COMMENTARY: America Must Accept Armenian Killings as "Genocide"

While Christians around the world celebrated Easter on April 24, 2011, Armenians on that day also paid tribute to the 96th anniversary of the mass killings of Armenians under Ottoman Turks during World War I.

Some 1.5 million Armenians are believed to have been killed between 1915 and 1917. Armenians describe the killings as "genocide," but Turkey refuses to recognize these killings as genocide -- and even denies that they occurred.

On April 24, US President Barack Obama issued a statement, saying the mass deaths of Armenians during World War I represent "one of the worst atrocities of the 20th century."

Regrettably -- for the third consecutive year -- President Obama did not use the word "genocide" to describe the Armenian deaths. Why? Because President Obama is afraid that doing so will jeopardize United States--Turkish relations.
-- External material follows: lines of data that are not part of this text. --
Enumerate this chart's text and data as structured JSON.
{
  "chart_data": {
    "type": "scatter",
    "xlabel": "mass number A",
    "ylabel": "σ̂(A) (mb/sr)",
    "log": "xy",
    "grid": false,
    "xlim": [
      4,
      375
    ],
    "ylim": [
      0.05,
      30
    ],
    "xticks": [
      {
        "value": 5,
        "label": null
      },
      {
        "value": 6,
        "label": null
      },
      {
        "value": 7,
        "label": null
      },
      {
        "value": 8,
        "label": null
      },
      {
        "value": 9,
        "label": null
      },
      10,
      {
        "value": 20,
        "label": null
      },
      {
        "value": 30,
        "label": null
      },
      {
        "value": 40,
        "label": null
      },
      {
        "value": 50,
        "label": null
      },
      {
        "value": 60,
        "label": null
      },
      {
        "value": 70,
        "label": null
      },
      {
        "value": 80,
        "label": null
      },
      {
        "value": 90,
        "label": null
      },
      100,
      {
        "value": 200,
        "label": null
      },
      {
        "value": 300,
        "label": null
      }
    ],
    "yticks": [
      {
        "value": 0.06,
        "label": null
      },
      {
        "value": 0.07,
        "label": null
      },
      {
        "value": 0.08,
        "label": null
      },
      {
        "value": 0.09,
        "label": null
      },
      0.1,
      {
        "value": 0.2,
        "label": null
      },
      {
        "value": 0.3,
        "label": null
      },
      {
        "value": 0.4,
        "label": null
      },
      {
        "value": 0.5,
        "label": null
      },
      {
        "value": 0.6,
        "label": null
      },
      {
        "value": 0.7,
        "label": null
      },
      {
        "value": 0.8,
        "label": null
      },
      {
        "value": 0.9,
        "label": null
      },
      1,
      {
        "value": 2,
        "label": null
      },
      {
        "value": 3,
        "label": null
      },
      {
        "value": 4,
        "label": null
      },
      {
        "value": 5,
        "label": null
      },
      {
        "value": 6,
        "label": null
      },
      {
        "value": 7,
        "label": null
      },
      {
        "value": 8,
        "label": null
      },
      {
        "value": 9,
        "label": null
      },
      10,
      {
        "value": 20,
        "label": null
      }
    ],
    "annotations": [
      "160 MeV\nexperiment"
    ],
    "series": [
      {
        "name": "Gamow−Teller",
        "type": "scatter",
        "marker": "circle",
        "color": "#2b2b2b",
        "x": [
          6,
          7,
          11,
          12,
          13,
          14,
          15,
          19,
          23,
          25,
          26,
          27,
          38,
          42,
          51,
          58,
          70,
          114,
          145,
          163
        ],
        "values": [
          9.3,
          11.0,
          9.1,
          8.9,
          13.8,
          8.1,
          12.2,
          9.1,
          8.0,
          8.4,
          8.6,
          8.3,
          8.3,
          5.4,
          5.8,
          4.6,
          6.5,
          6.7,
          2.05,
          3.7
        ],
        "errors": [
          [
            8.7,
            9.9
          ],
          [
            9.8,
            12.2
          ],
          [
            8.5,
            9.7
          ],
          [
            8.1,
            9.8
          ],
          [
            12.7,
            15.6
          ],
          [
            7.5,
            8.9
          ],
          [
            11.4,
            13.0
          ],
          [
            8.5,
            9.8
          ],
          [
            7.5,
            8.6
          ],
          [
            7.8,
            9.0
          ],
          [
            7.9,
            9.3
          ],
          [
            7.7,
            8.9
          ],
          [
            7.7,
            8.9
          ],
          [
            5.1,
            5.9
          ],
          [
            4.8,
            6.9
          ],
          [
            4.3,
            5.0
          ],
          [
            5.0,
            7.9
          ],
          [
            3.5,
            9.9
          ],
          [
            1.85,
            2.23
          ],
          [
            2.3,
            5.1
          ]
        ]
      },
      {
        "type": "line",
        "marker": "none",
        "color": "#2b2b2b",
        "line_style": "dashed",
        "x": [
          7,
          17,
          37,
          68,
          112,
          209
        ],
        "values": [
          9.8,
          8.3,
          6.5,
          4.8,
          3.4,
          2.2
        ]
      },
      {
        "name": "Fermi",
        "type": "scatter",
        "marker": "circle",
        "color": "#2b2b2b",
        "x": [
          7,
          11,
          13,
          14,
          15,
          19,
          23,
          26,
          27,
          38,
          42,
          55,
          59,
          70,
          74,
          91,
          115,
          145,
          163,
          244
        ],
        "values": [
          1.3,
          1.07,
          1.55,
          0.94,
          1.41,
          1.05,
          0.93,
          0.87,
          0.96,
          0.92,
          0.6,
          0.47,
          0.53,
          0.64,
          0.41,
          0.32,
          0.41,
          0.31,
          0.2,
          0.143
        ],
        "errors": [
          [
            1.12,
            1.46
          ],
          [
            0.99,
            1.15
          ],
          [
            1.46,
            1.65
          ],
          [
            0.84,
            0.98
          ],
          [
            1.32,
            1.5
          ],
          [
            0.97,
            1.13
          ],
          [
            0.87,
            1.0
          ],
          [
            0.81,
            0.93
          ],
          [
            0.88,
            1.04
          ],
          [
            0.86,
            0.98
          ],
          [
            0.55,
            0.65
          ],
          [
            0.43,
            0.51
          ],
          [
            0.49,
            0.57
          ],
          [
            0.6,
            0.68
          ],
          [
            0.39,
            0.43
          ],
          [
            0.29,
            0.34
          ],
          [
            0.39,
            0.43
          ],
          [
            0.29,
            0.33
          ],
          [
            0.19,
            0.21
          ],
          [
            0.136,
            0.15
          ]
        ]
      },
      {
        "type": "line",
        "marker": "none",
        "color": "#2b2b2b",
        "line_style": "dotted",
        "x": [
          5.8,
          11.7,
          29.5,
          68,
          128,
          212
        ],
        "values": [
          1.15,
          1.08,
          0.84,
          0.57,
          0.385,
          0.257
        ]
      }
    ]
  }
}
In fact, last year, a US Congressional panel supported a statement calling the Armenian killings "genocide;" however, consideration of this panel's support never reached the full US House of Representatives for approval, because of the Obama Administration's influence in preventing a vote on it by the full House of Representatives.

Immediately after the US Congressional panel voted to support the genocide statement last year, Turkey recalled its ambassador from Washington, because it was angry about this vote and it wanted to take some "punitive action" against the United States.

Turkey returned its ambassador to the U.S. a few months later -- only after it was reassured by the Obama Administration that it would block the statement approved by the Congressional panel from ever reaching the full House of Representatives. To the present day, the statement on Turkish genocide has not reached the House of Representatives -- and it probably never will.

This kind of threat by Turkey -- and the cowardly response to it by the United States -- is not the kind of government America's forefathers envisioned when they established America as an independent democratic nation.

America must not allow itself to be intimidated by Turkey -- or any other nation for that matter -- especially when doing so is in violation of the democratic ideals that have made the United States the great country that it is today.

For America to relinquish its democratic principles because of a threat from a foreign nation clearly conveys that America has lost its democratic spirit in taking a position on what it believes is the proper thing to do.